Mendagri dan Menkeu Satu Suara, Dana Daerah Harus Segera Dibelanjakan

3 hours ago 2

Harianjogja.com, JAKARTA—Menteri Dalam Negeri (Mendagri) Tito Karnavian dan Menteri Keuangan (Menkeu) Purbaya Yudhi Sadewa menegaskan dana daerah tidak boleh mengendap di bank dan harus segera dibelanjakan untuk kepentingan masyarakat.

“Tujuan kami sama, dana daerah jangan mengendap di bank, tapi segera dibelanjakan untuk masyarakat,” kata Tito dalam keterangannya di Jakarta, Sabtu (25/10/2025).

Kemudian saat ditanya soal perbedaan data simpanan pemda antara Kemendagri dan Kemenkeu. Menurut Tito, tidak ada perbedaan prinsip antara Kementerian Keuangan (Kemenkeu) dan Kementerian Dalam Negeri (Kemendagri), melainkan hanya perbedaan teknis dalam metode pelaporan.

Tito menjelaskan, selisih sekitar Rp18 triliun antara data yang dirilis Kemenkeu dan Kemendagri bersifat wajar.

Berdasarkan data Sistem Informasi Pemerintah Daerah (SIPD) per Oktober 2025, dana simpanan Pemda tercatat Rp215 triliun. Sementara data Bank Indonesia (BI) yang dikutip Menkeu menunjukkan angka Rp233 triliun per Agustus 2025.

Menurut Tito, selisih dua bulan waktu pelaporan itulah yang menjelaskan perbedaan angka.

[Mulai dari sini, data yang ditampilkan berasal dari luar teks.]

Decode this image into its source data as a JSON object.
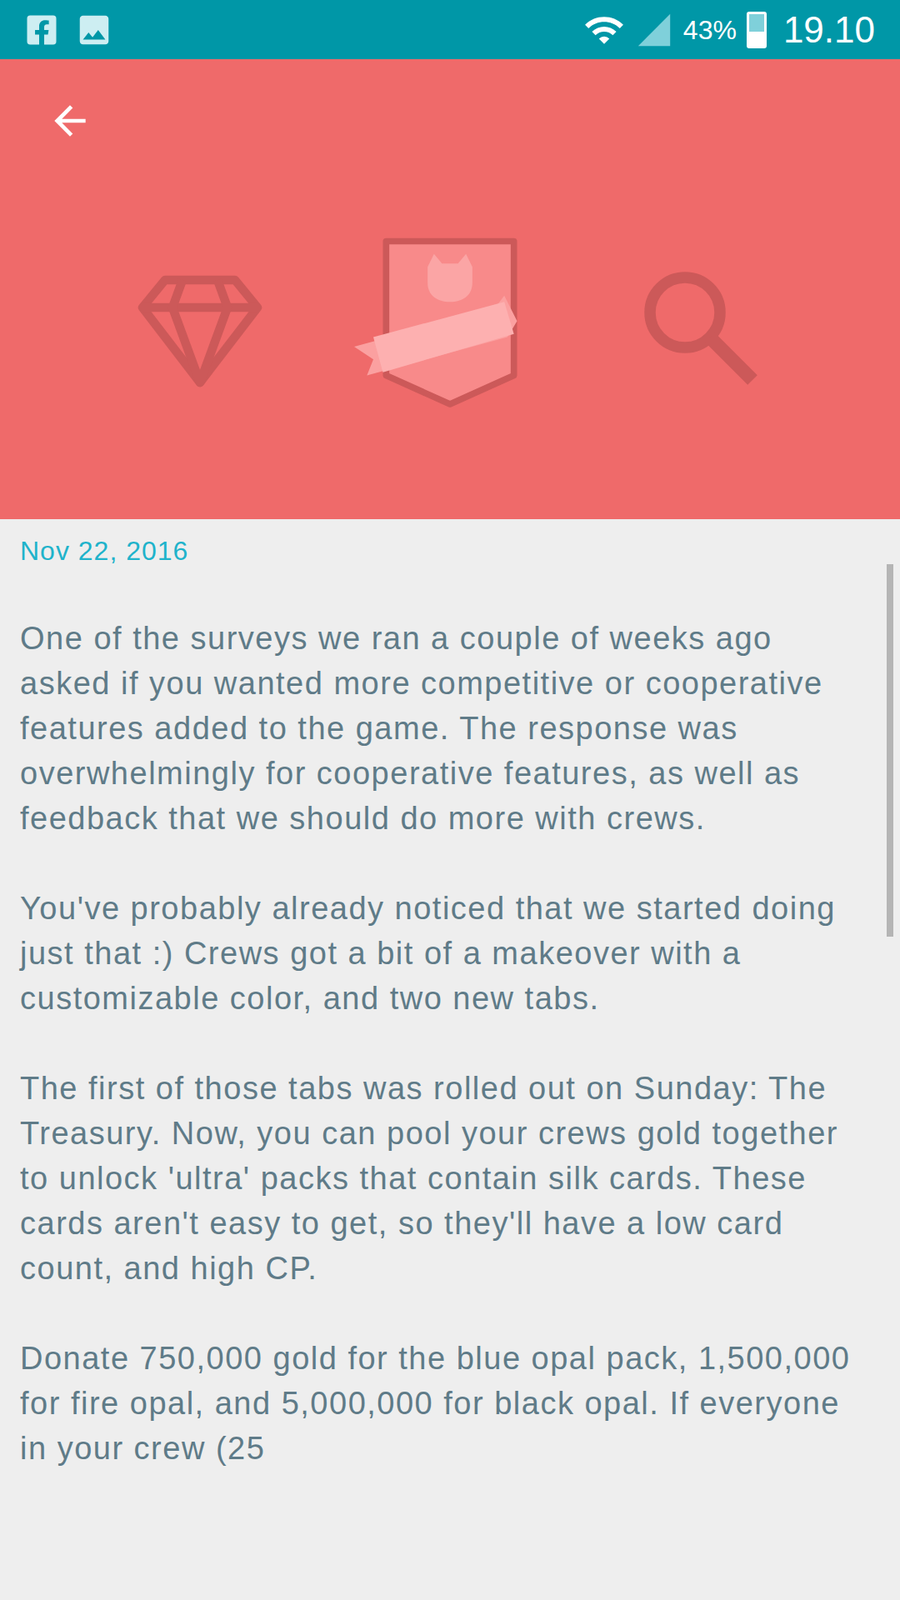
{
  "status_bar": {
    "battery": "43%",
    "battery_level": 0.43,
    "time": "19.10"
  },
  "article": {
    "date": "Nov 22, 2016",
    "paragraphs": [
      "One of the surveys we ran a couple of weeks ago asked if you wanted more competitive or cooperative features added to the game. The response was overwhelmingly for cooperative features, as well as feedback that we should do more with crews.",
      "You've probably already noticed that we started doing just that :) Crews got a bit of a makeover with a customizable color, and two new tabs.",
      "The first of those tabs was rolled out on Sunday: The Treasury. Now, you can pool your crews gold together to unlock 'ultra' packs that contain silk cards. These cards aren't easy to get, so they'll have a low card count, and high CP.",
      "Donate 750,000 gold for the blue opal pack, 1,500,000 for fire opal, and 5,000,000 for black opal. If everyone in your crew (25"
    ]
  },
  "scrollbar": {
    "level": 0.36
  }
}
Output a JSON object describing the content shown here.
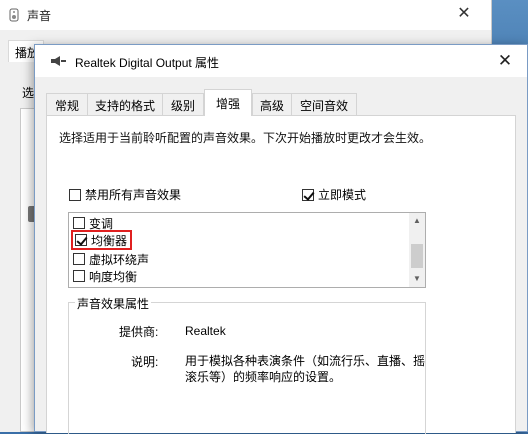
{
  "background_window": {
    "title": "声音",
    "tab_label": "播放",
    "label": "选"
  },
  "dialog": {
    "title": "Realtek Digital Output 属性",
    "tabs": [
      {
        "label": "常规",
        "active": false
      },
      {
        "label": "支持的格式",
        "active": false
      },
      {
        "label": "级别",
        "active": false
      },
      {
        "label": "增强",
        "active": true
      },
      {
        "label": "高级",
        "active": false
      },
      {
        "label": "空间音效",
        "active": false
      }
    ],
    "description": "选择适用于当前聆听配置的声音效果。下次开始播放时更改才会生效。",
    "disable_all": {
      "label": "禁用所有声音效果",
      "checked": false
    },
    "immediate_mode": {
      "label": "立即模式",
      "checked": true
    },
    "effects": [
      {
        "label": "变调",
        "checked": false
      },
      {
        "label": "均衡器",
        "checked": true
      },
      {
        "label": "虚拟环绕声",
        "checked": false
      },
      {
        "label": "响度均衡",
        "checked": false
      }
    ],
    "properties": {
      "group_title": "声音效果属性",
      "provider_label": "提供商:",
      "provider_value": "Realtek",
      "description_label": "说明:",
      "description_value": "用于模拟各种表演条件（如流行乐、直播、摇滚乐等）的频率响应的设置。"
    }
  },
  "colors": {
    "highlight_border": "#e02020",
    "desktop": "#2a5e95"
  }
}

“Sangat wajar jika berkurang. Kalau Agustus Rp233 triliun, lalu Oktober Rp215 triliun, artinya Rp18 triliun itu sudah dibelanjakan,” ujarnya.

Tito juga menegaskan bahwa semangat antara Kemenkeu dan Kemendagri tetap sejalan, yakni sama-sama ingin mempercepat penyerapan anggaran dan memastikan dana daerah memberi manfaat nyata bagi masyarakat.

Menanggapi hal tersebut, Dosen Hukum Pemerintahan Daerah Universitas Atma Jaya Yogyakarta Hestu Cipto Handoyo juga menyatakan dirinya sepakat dengan kedua menteri tersebut soal penggunaan dana daerah.

Menurutnya, baik Mendagri maupun Menkeu memiliki semangat yang sama, yaitu memastikan dana daerah tidak menumpuk di perbankan.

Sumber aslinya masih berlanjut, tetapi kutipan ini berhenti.